To determine your specialization, it requires you to think about a few things. What do you enjoy teaching? What are you passionate about? What is the demand for services in your area? Each of these factors will contribute to the type of dog training services you wish to provide. A common mistake made by some is to offer every service you can think of right out of the gate. It is better for you – and your clients – if you can provide high-quality training in a couple of dog training disciplines, as opposed to spreading yourself too thin across a myriad of them.
- Decide on your career path. With your education completed, combined with a knowledge of the areas of dog training you want to offer, you then need to decide on a career path. Will you set up your own business, or will you work through an established training facility? What are your career aspirations over the next three to five years?
Starting your own business may seem daunting, but if you are organized and diligent, you can make it work. Setting up your initial marketing plan will be pivotal to get your business off the ground, which is why we make it a priority to offer students at the School for Dog Trainers a detailed look at the business side of dog training, in addition to practical hands-on application.
- Be professional – be the best. If you have aspirations of making a full-time career from dog training, then one thing is clear – you have to take it seriously. This extends to every part of your work. We’re not just talking about the act of dog training itself, but we are also talking about general principles of good professional behavior, such as how you present yourself, how you interact with your clients, and the message that sends to them.

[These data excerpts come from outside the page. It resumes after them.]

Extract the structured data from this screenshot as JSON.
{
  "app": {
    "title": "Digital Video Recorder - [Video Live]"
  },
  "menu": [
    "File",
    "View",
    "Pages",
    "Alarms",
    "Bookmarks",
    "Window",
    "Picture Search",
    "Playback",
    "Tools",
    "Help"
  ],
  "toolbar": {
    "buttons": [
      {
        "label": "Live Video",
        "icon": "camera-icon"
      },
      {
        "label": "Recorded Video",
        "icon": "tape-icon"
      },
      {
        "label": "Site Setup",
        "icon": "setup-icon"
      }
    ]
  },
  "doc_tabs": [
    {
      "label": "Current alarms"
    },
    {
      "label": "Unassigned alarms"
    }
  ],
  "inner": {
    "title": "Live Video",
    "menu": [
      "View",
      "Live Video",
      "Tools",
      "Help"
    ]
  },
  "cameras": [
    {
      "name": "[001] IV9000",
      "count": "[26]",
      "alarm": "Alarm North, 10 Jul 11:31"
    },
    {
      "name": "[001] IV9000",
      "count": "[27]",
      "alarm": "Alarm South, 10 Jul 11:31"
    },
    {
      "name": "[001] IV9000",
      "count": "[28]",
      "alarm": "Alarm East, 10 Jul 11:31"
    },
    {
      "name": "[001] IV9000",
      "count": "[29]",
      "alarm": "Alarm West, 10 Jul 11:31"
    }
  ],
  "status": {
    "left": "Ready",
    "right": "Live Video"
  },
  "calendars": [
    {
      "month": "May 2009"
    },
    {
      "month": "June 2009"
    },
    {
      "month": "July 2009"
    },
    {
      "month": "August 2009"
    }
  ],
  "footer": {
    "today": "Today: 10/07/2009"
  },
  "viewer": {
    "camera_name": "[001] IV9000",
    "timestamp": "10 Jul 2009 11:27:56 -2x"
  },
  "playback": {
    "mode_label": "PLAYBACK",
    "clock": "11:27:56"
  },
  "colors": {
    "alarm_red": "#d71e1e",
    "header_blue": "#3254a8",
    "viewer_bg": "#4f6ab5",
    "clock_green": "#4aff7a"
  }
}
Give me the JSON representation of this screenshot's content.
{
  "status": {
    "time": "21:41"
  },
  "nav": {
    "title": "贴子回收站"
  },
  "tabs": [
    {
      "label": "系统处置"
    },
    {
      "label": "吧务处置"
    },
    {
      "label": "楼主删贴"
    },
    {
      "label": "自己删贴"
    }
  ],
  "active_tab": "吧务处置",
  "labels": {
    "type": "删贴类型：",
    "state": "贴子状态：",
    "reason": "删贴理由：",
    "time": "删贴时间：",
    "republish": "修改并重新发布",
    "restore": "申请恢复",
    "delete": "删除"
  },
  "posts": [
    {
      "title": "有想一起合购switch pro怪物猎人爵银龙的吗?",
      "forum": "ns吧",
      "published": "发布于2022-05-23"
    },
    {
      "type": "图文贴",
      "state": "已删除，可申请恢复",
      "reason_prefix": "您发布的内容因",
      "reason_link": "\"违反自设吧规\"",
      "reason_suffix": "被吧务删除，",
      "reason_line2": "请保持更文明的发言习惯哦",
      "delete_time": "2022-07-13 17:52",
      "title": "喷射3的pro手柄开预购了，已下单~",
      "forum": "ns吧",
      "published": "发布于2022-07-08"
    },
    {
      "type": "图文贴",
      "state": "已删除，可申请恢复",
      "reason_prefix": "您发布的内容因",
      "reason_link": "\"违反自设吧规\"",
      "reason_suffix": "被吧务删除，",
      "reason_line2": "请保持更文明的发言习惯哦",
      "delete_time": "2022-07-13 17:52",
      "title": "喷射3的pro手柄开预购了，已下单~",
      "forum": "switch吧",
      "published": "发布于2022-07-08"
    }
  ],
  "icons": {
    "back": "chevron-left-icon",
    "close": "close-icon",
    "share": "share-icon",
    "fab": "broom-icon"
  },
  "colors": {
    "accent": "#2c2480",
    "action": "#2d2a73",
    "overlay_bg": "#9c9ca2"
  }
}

Professionalism is all-encompassing, but it is the little things that matter. Keep to the timing of your appointments (making a client wait = unprofessional). Dress appropriately (nobody expects you to turn up to a dog training appointment in formalwear, but sweatpants and an old t-shirt = unprofessional). Proofread the copy on your website/social media (spelling/grammar errors = unprofessional).
The list could go on, but in summary, make sure that you are putting your best out there! By being the best that you can be – in every aspect of your work – you are giving yourself (and your clients) the greatest chance of success.
In a crowded field, it can be easy to think that you might simply blend in with the countless other dog trainers who are competing for business.
In our experience, we know that there is enough business for good dog trainers to carve out a successful and rewarding career in this industry. The key is knowing what will distinguish you from your competition – and by following the steps in this article, you have a blueprint for how to achieve this.